One worshipper said: "These Christians are all infidels. Benedict himself is an infidel and a blind man. Doesn't he see that the wars in Iraq and Afghanistan and other places were waged by Christians?"
Hundreds of Egyptian riot police surrounded the mosque, preventing protesters from spilling over into the streets.
In Pakistan, groups held rallies and chanted anti-pope slogans in the capital, Islamabad, and other major cities including Karachi, Quetta, Peshawar and Multan.
Pakistan's foreign ministry summoned the Vatican's ambassador to express regret over the remarks and parliament passed a resolution condemning the comments.
In the US, the Council on American-Islamic Relations, which calls itself the largest Islamic civil liberties group in America, said: "The proper response to the pope's inaccurate and divisive remarks is for Muslims and Catholics worldwide to increase dialogue and outreach efforts aimed at building better relations between Christianity and Islam."
During a speech on Tuesday at a German university, the pope quoted from a book recounting a conversation between 14th century Byzantine Christian emperor Manuel Paleologos II and a Persian scholar on the truths of Christianity and Islam.
"The emperor comes to speak about the issue of jihad, holy war," the pope said.
"He said, I quote, 'Show me just what Muhammad brought that was new, and there you will find things only evil and inhuman, such as his command to spread by the sword the faith he preached'."
Benedict did not explicitly agree with the words nor repudiate them, but went on to say that "violence is incompatible with the nature of God and the nature of the soul".
The Vatican said the pope did not intend the remarks to be offensive, but sought to draw attention to the incompatibility of faith and violence.
But Lebanon's most senior Shia Muslim cleric, Grand Ayatollah Muhammad Hussein Fadlallah, told worshippers in his Friday prayers sermon: "We do not accept the apology through Vatican channels ... and ask him [the pope] to offer a personal apology - not through his officials - to Muslims for this false reading."
Abdullah Ahmad Badawi, the Malaysian prime minister and chairman of the 56-nation Organisation of the Islamic Conference, said: "The pope must not take lightly the spread of outrage that has been created. The Vatican must now take full responsibility over the matter and carry out the necessary steps to rectify the mistake."
But some analysts, such as the Reverend Robert Taft, a specialist in Islamic affairs at Rome's Pontifical Oriental Institute, said it was unlikely that the pope miscalculated how some Muslims would receive his speech.
Analysts said the Catholic leader's speech was a sign that he intends to carry on with his strong defence of the values of the Christian West rather than compromise for the sake of building bonds with Islam.
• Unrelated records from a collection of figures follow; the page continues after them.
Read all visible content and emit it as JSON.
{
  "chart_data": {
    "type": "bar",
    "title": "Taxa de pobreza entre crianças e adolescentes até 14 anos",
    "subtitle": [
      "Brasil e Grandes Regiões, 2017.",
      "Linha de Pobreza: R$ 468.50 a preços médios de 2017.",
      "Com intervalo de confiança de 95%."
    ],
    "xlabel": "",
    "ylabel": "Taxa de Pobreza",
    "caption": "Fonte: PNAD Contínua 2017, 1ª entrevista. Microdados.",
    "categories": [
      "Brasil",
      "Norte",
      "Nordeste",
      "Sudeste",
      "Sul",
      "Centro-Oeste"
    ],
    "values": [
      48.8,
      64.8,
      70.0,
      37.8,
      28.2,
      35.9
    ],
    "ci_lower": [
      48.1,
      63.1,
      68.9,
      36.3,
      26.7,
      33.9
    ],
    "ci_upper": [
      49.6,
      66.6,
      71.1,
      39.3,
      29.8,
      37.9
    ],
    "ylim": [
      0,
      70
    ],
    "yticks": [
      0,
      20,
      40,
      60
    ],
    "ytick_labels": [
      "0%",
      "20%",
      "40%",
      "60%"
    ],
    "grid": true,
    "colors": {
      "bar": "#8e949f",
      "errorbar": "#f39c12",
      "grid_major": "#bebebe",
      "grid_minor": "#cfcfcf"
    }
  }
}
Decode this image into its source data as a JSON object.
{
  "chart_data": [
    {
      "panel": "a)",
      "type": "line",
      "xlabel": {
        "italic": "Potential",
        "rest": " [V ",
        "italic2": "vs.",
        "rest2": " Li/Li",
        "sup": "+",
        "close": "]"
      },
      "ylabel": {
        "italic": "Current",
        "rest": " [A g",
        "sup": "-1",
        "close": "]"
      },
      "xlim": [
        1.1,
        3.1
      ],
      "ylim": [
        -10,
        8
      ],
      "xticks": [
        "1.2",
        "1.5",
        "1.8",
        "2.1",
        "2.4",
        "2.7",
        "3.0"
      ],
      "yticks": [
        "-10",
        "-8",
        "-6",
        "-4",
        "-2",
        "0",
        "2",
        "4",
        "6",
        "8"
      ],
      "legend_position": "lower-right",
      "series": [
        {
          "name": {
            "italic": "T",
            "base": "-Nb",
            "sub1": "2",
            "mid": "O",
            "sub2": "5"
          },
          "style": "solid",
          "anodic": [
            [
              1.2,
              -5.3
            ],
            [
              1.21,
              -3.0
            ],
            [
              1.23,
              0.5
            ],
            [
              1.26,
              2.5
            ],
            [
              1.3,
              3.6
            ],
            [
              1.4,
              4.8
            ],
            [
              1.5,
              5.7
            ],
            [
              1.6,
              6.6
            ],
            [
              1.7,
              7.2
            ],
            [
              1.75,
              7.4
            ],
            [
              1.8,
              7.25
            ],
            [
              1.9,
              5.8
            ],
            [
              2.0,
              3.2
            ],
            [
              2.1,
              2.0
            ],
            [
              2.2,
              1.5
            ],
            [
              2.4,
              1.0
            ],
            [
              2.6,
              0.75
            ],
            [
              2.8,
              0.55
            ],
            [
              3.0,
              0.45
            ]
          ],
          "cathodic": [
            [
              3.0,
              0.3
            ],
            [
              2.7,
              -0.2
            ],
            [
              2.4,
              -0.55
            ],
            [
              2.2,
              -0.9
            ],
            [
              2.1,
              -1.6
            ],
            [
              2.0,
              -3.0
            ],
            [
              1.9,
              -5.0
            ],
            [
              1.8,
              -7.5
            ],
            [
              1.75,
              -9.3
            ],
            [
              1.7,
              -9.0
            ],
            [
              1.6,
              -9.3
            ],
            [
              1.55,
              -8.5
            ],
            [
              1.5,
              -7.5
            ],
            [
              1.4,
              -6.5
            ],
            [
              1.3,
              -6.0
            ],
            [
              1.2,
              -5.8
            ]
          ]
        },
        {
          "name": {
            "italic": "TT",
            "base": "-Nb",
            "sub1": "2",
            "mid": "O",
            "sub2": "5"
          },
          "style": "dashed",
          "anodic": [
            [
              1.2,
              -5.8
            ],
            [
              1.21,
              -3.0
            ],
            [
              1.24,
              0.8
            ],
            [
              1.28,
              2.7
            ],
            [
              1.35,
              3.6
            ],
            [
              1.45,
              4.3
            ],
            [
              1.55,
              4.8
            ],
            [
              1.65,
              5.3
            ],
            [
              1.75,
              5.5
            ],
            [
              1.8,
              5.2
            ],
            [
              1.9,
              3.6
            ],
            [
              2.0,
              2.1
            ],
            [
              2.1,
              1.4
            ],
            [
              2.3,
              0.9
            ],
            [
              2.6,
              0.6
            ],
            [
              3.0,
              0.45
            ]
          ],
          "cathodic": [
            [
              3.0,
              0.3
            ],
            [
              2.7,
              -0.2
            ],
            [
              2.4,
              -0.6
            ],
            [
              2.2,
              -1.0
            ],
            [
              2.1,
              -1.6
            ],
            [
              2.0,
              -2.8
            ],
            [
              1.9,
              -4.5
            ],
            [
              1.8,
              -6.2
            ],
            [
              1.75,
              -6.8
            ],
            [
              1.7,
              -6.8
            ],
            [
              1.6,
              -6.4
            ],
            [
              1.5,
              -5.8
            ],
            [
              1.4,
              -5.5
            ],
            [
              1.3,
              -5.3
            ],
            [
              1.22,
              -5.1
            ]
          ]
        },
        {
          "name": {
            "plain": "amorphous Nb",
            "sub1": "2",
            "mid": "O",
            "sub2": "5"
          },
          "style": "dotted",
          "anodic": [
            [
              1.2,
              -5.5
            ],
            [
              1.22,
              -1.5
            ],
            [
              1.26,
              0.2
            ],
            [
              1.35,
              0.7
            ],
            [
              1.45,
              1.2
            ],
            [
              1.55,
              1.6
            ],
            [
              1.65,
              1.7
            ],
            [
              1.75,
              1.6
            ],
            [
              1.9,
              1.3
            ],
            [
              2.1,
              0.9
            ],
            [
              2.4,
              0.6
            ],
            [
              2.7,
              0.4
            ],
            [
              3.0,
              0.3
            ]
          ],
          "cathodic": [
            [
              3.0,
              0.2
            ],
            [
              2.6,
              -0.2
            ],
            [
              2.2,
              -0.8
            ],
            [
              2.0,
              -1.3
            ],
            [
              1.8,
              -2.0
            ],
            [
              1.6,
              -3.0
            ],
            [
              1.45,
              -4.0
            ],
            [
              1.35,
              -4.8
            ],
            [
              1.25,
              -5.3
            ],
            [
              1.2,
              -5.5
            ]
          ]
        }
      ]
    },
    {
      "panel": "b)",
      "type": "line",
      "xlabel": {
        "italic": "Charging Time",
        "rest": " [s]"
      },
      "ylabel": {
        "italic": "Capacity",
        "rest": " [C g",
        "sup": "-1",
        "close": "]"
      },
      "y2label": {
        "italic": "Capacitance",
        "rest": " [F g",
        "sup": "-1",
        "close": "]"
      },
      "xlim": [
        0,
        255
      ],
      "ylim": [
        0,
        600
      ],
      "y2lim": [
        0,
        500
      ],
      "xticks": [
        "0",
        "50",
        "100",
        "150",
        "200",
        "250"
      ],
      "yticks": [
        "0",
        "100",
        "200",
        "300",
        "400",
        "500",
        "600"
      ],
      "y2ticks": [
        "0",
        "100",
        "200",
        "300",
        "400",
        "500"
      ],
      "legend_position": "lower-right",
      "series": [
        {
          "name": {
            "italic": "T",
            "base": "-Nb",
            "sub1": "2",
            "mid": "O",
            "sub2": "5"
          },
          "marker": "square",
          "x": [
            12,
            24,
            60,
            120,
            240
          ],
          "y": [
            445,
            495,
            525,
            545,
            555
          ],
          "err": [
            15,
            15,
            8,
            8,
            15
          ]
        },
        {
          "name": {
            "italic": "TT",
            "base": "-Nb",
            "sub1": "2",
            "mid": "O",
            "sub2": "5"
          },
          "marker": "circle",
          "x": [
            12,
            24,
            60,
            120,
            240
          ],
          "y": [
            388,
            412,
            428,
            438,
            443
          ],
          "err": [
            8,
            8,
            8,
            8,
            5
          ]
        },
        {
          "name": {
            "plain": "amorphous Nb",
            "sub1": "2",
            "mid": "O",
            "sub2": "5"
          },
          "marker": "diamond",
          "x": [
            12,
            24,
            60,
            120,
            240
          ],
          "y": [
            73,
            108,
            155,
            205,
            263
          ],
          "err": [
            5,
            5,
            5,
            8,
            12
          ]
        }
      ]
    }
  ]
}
John Voll, director of the Centre for Muslim-Christian Understanding at Georgetown University in Washington, said the speech suggested deep dismay over the conditions of Christians in the Muslim world.
"This reflects the intention of Pope Benedict to distinguish himself from his predecessor on his approach to interfaith dialogue ... it means more reciprocity," said Voll.
As the chief watchdog on Roman Catholic doctrine for his predecessor, Pope John Paul II, Benedict - the former Cardinal Joseph Ratzinger - had little role in shaping the Vatican's contact with Islam and other faiths.
Some say his deep theological scholarship leaves him ill-equipped to deal with Islam at a time when suspicions and tensions dominate relations between the West and Muslim world.
The Reverend Khalil Samir, a Vatican envoy for interfaith links in Lebanon, said: "They went to the speech expecting to meet Pope Benedict, but instead they met Professor Ratzinger."